Le Talisman de Paul Sérusier, une prophétie de la couleur
Par Elsa Kaminski
Actuellement au musée d’Orsay
Le musée d’Orsay met à l’honneur Le Talisman de Paul Sérusier, petit paysage peint au bois d’Amour en 1888 dont l’aspect « synthétique » marque un sommet dans la représentation de la nature. Cette oeuvre qui porte en elle les instructions de Gauguin que le jeune peintre rencontra à Pont-Aven, rompt alors avec les formes diffuses des impressionnistes pour une vue plus simple, directe et des couleurs franches.
Pour en apprécier la portée, il faut avoir présents à l’esprit les mots de son précepteur « Comment voyez-vous ces arbres ? Ils sont jaunes. Et bien, mettez du jaune ; cette ombre, plutôt bleue, peignez-la avec de l’outremer pur ; ces feuilles rouges ? Mettez du vermillon. »
Sérusier confère donc aux réalités simples de la nature, non pas l’exactitude de ce qu’il voit, mais la transposition de ce qu’il éprouve : le symbole plutôt que l’image.
C’est sur la base de cette singularité, d’une conception symbolique du paysage, que se forment alors, sur l’arrière-fond de l’ésotérisme et des sciences occultes, les nabis (prophètes) parmi lesquels on retrouve notamment Maurice Denis, Bonnard, Vuillard, Roussel etc.
Ainsi, sillonnent dans les couloirs de l’exposition les oeuvres d’une génération marquée par cette nouvelle surface plane et colorée. Si le style s’analyse avec une certaine facilité, un coloris pur, posé en aplat et cerné, nuls autres qu’eux ne savent unir la sensibilité et la brutalité de la couleur, la tradition et l’invention du paysage et le caractère insolite et pourtant familier des formes.
La création et la contemplation esthétiques s’inscrivent alors dans la même ligne que la poésie et le rêve où s’affirme, à travers une géométrie mystérieuse des éléments naturels, une dimension sacrée.
Cette transcendance de la surface est telle qu’elle montre comment la faculté d’atteindre l’émotion tient seulement de la liberté du tracé et des couleurs. Ainsi se confrontent la verticalité des Arbres verts de Maurice Denis ou des Pins rouges de Georges Lacombe avec l’horizontalité du Paysage rocheux de Charles Filiger.
Il faut encore citer, sinon pour être complet, du moins pour ne rien oublier d’essentiel, les lignes sinueuses du Paysage décoratif de Jan Verkade, les formes organiques de l’Eglise à Saint-Nolff de Mogens Ballin et les couleurs chimériques du Paysage nabique de Paul Ranson.
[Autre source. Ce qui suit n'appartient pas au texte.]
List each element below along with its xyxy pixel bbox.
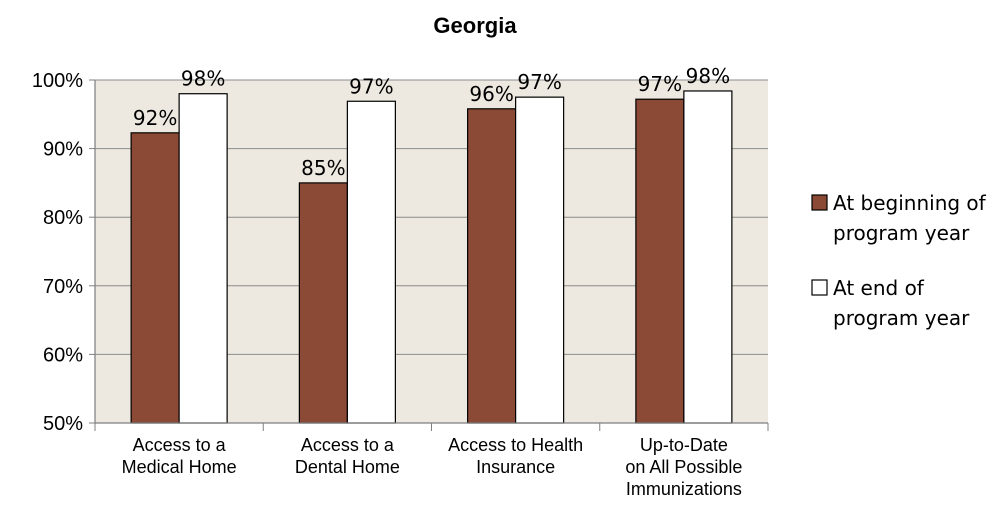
data-label: 85% <box>301 156 345 180</box>
y-tick-label: 100% <box>32 70 83 92</box>
y-tick-label: 50% <box>43 413 83 435</box>
y-tick-label: 70% <box>43 276 83 298</box>
x-tick-label: Access to a Medical Home <box>122 435 237 477</box>
bar <box>178 93 228 424</box>
data-label: 98% <box>686 64 730 88</box>
data-label: 97% <box>638 72 682 96</box>
legend-swatch <box>811 279 828 296</box>
x-tick-label: Up-to-Date on All Possible Immunizations <box>625 435 742 499</box>
bar <box>683 90 733 424</box>
bar <box>635 98 685 424</box>
x-tick-label: Access to a Dental Home <box>295 435 400 477</box>
chart-title: Georgia <box>433 13 517 38</box>
data-label: 96% <box>469 82 513 106</box>
legend: At beginning of program year At end of prog… <box>811 191 987 330</box>
y-tick-label: 90% <box>43 139 83 161</box>
legend-swatch <box>811 194 828 211</box>
data-label: 97% <box>349 74 393 98</box>
bar <box>467 108 517 424</box>
data-label: 98% <box>181 67 225 91</box>
bar <box>298 182 348 424</box>
legend-label: At end of program year <box>833 276 970 330</box>
bar <box>515 96 565 424</box>
bar <box>346 100 396 424</box>
bar <box>130 132 180 424</box>
data-label: 92% <box>133 106 177 130</box>
legend-label: At beginning of program year <box>833 191 987 245</box>
plot-area: 50%60%70%80%90%100%92%98%Access to a Medi… <box>32 64 769 499</box>
y-tick-label: 80% <box>43 207 83 229</box>
x-tick-label: Access to Health Insurance <box>448 435 583 477</box>
y-tick-label: 60% <box>43 344 83 366</box>
data-label: 97% <box>517 70 561 94</box>
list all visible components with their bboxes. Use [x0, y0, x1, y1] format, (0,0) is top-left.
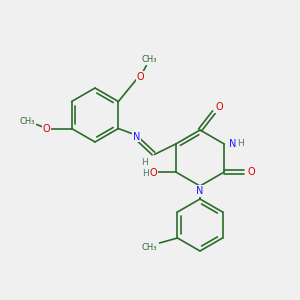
Text: CH₃: CH₃: [20, 117, 35, 126]
Text: CH₃: CH₃: [142, 242, 157, 251]
Text: O: O: [150, 168, 158, 178]
Text: O: O: [248, 167, 255, 177]
Text: N: N: [196, 186, 204, 196]
Text: O: O: [215, 102, 223, 112]
Text: O: O: [136, 71, 144, 82]
Text: H: H: [141, 158, 148, 167]
Text: N: N: [133, 131, 140, 142]
Text: N: N: [229, 139, 236, 149]
Text: O: O: [43, 124, 50, 134]
Text: H: H: [142, 169, 149, 178]
Text: H: H: [237, 139, 244, 148]
Text: CH₃: CH₃: [142, 55, 157, 64]
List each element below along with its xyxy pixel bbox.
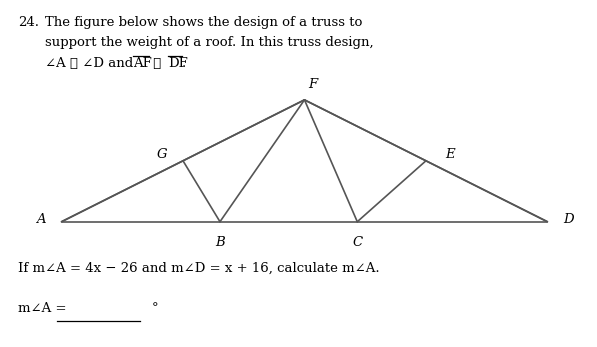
Text: AF: AF: [133, 57, 152, 70]
Text: The figure below shows the design of a truss to: The figure below shows the design of a t…: [45, 16, 362, 28]
Text: ∠A ≅ ∠D and: ∠A ≅ ∠D and: [45, 57, 137, 70]
Text: G: G: [156, 149, 167, 161]
Text: B: B: [215, 236, 225, 249]
Text: D: D: [563, 213, 574, 226]
Text: E: E: [445, 149, 454, 161]
Text: °: °: [152, 302, 159, 315]
Text: support the weight of a roof. In this truss design,: support the weight of a roof. In this tr…: [45, 36, 373, 49]
Text: .: .: [182, 57, 186, 70]
Text: ≅: ≅: [149, 57, 165, 70]
Text: 24.: 24.: [18, 16, 39, 28]
Text: C: C: [352, 236, 362, 249]
Text: DF: DF: [168, 57, 187, 70]
Text: m∠A =: m∠A =: [18, 302, 66, 315]
Text: If m∠A = 4x − 26 and m∠D = x + 16, calculate m∠A.: If m∠A = 4x − 26 and m∠D = x + 16, calcu…: [18, 262, 380, 275]
Text: F: F: [308, 78, 317, 91]
Text: A: A: [36, 213, 45, 226]
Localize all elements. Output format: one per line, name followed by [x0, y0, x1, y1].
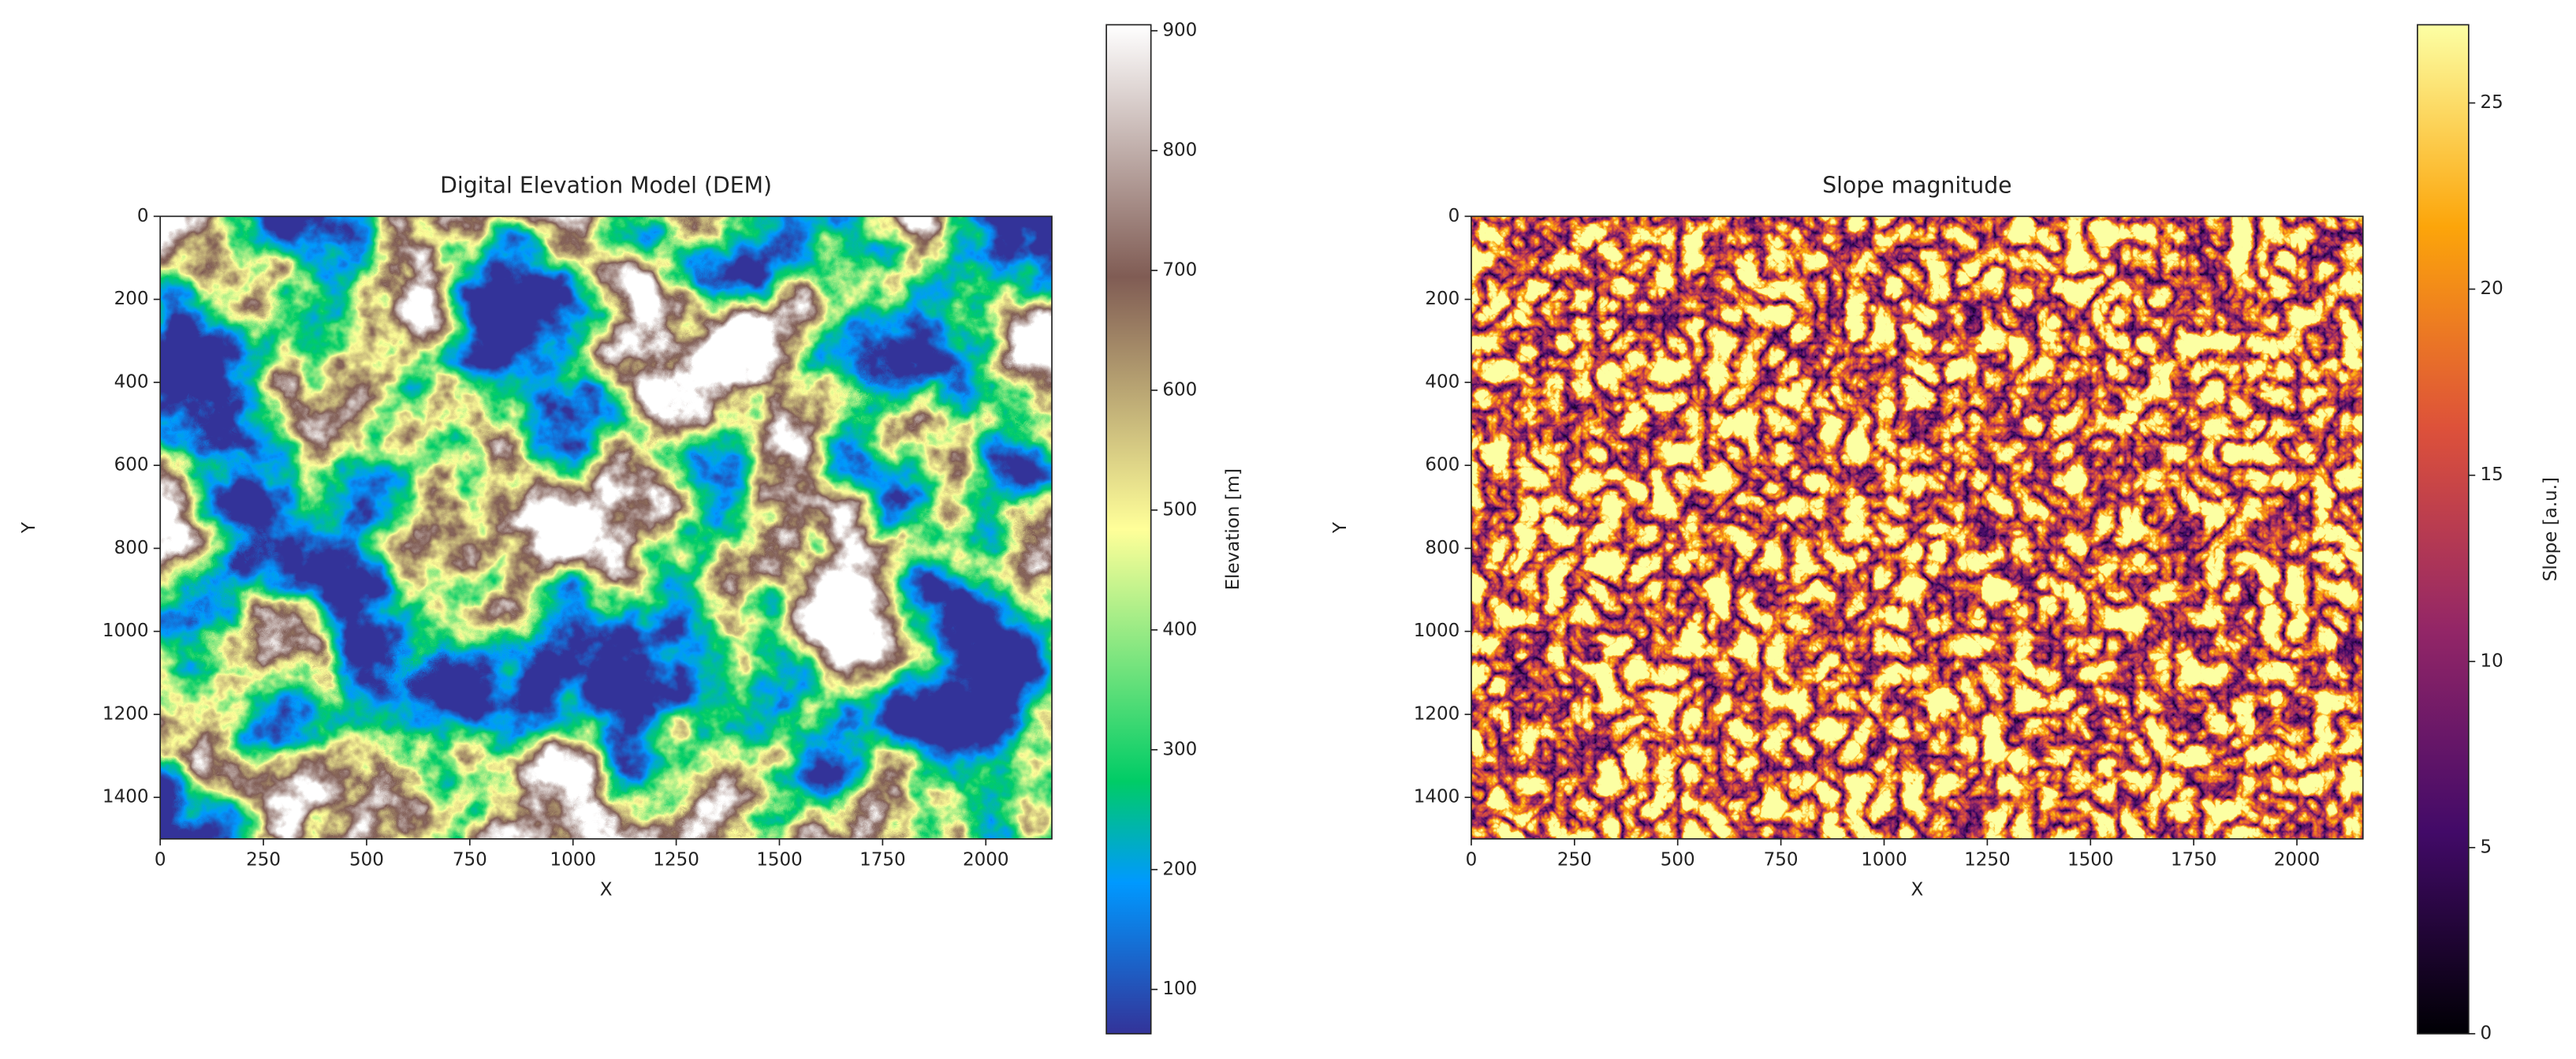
- x-tick-label: 1250: [653, 850, 699, 871]
- colorbar-tick-label: 200: [1162, 859, 1197, 879]
- colorbar-tick-label: 0: [2481, 1023, 2492, 1043]
- colorbar-tick-label: 600: [1162, 379, 1197, 400]
- x-tick-label: 250: [246, 850, 281, 871]
- y-tick-label: 400: [114, 371, 149, 392]
- colorbar-tick-label: 400: [1162, 619, 1197, 640]
- chart-title: Digital Elevation Model (DEM): [440, 173, 772, 199]
- colorbar-frame: [1105, 24, 1152, 1035]
- colorbar-tick-label: 500: [1162, 499, 1197, 520]
- y-tick-label: 0: [1448, 206, 1460, 226]
- y-tick-label: 200: [1425, 289, 1459, 309]
- y-axis-label: Y: [19, 521, 39, 534]
- x-tick-label: 2000: [2274, 850, 2321, 871]
- y-tick-label: 800: [1425, 538, 1459, 558]
- colorbar-tick-label: 5: [2481, 837, 2492, 857]
- chart-title: Slope magnitude: [1822, 173, 2011, 199]
- x-axis-label: X: [1911, 879, 1923, 900]
- y-tick-label: 1400: [1414, 787, 1460, 807]
- y-tick-label: 600: [114, 455, 149, 475]
- x-tick-label: 1500: [2067, 850, 2114, 871]
- y-tick-label: 400: [1425, 371, 1459, 392]
- colorbar-label: Slope [a.u.]: [2541, 477, 2561, 581]
- y-tick-label: 1200: [1414, 703, 1460, 724]
- heatmap-image: [1471, 216, 2363, 839]
- colorbar-tick-label: 15: [2481, 464, 2503, 485]
- heatmap-image: [160, 216, 1053, 839]
- x-tick-label: 1750: [2171, 850, 2217, 871]
- y-tick-label: 1400: [103, 787, 149, 807]
- y-tick-label: 800: [114, 538, 149, 558]
- x-tick-label: 0: [155, 850, 166, 871]
- x-tick-label: 1500: [756, 850, 803, 871]
- x-tick-label: 1000: [1861, 850, 1907, 871]
- y-tick-label: 0: [137, 206, 149, 226]
- x-tick-label: 2000: [963, 850, 1009, 871]
- x-tick-label: 1750: [859, 850, 906, 871]
- y-tick-label: 1000: [103, 621, 149, 641]
- y-tick-label: 1200: [103, 703, 149, 724]
- colorbar-label: Elevation [m]: [1223, 468, 1243, 591]
- colorbar-tick-label: 300: [1162, 739, 1197, 759]
- colorbar: [1106, 24, 1151, 1034]
- x-tick-label: 750: [1764, 850, 1799, 871]
- colorbar-tick-label: 700: [1162, 259, 1197, 280]
- colorbar-tick-label: 100: [1162, 979, 1197, 999]
- colorbar-tick-label: 10: [2481, 651, 2503, 671]
- colorbar-tick-label: 900: [1162, 21, 1197, 41]
- x-tick-label: 250: [1557, 850, 1592, 871]
- colorbar: [2417, 24, 2469, 1034]
- colorbar-tick-label: 20: [2481, 278, 2503, 299]
- x-tick-label: 750: [453, 850, 487, 871]
- y-tick-label: 200: [114, 289, 149, 309]
- axes-frame: [1471, 215, 2364, 840]
- colorbar-tick-label: 25: [2481, 92, 2503, 113]
- x-tick-label: 1250: [1964, 850, 2011, 871]
- axes-frame: [159, 215, 1053, 840]
- x-tick-label: 500: [349, 850, 384, 871]
- colorbar-tick-label: 800: [1162, 140, 1197, 160]
- y-axis-label: Y: [1330, 521, 1351, 534]
- x-tick-label: 1000: [550, 850, 596, 871]
- y-tick-label: 600: [1425, 455, 1459, 475]
- x-tick-label: 0: [1466, 850, 1478, 871]
- x-tick-label: 500: [1661, 850, 1695, 871]
- x-axis-label: X: [600, 879, 613, 900]
- y-tick-label: 1000: [1414, 621, 1460, 641]
- colorbar-frame: [2417, 24, 2470, 1035]
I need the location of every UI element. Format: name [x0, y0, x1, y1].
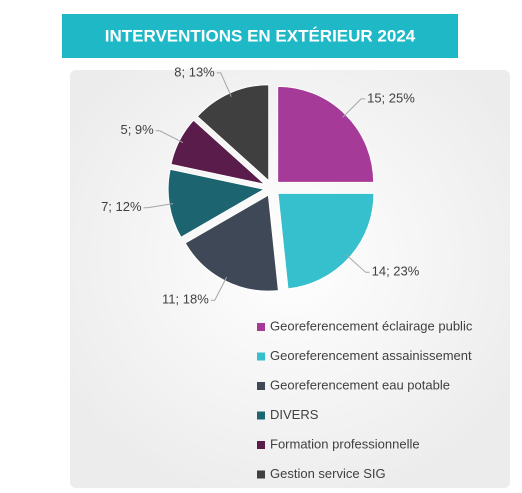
- data-label: 15; 25%: [367, 90, 415, 105]
- legend-label: Georeferencement éclairage public: [270, 318, 473, 333]
- leader-line: [216, 72, 232, 97]
- data-label: 11; 18%: [162, 292, 209, 307]
- legend-swatch: [257, 323, 265, 331]
- legend-swatch: [257, 352, 265, 361]
- leader-line: [210, 276, 228, 301]
- leader-line: [155, 130, 184, 144]
- leader-line: [143, 203, 174, 209]
- data-label: 14; 23%: [372, 264, 420, 279]
- legend-label: DIVERS: [270, 407, 319, 422]
- legend-label: Formation professionnelle: [270, 436, 420, 451]
- legend-swatch: [257, 441, 265, 449]
- legend-swatch: [257, 382, 265, 390]
- title-banner: [62, 14, 458, 58]
- leader-line: [345, 254, 370, 273]
- legend-swatch: [257, 411, 265, 420]
- chart-title: INTERVENTIONS EN EXTÉRIEUR 2024: [105, 26, 416, 45]
- data-label: 7; 12%: [101, 199, 142, 214]
- data-label: 5; 9%: [120, 122, 154, 137]
- legend-label: Georeferencement eau potable: [270, 377, 450, 392]
- leader-line: [342, 98, 366, 118]
- data-label: 8; 13%: [174, 64, 215, 79]
- legend-swatch: [257, 470, 265, 479]
- legend-label: Georeferencement assainissement: [270, 348, 472, 363]
- legend-label: Gestion service SIG: [270, 466, 386, 481]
Aussi disons, sans plus attendre, que si le musée traite avec une collection admirable de l’influence du Talisman sur l’art de la fin du XIXe siècle, il faut remarquer que les informations quant aux dernières découvertes sur le sujet et qui sont, sans doute dans une large mesure, la raison de son exposition, laissent en revanche le spectateur sur sa faim. En effet, si l’on veut chercher l’origine de cette réflexion picturale, il aurait été intéressant, si ce n’est nécessaire, d’agrémenter ces analyses – effectuées en 2018 par le Centre de Recherche et de Restauration des Musées de France – avec des visuels correspondant. Toutefois, nous pouvons saluer l’idée ingénieuse de rendre visible les deux faces de cet oeuvre iconique : le revers d’un tableau a toujours été l’allié de la curiosité.
Peu de matière et beaucoup d’art, Le Talisman qui fête ses 130 ans, ne cessera jamais de nous fasciner par son équilibre parfait entre la sensation des choses et l’harmonie des formes.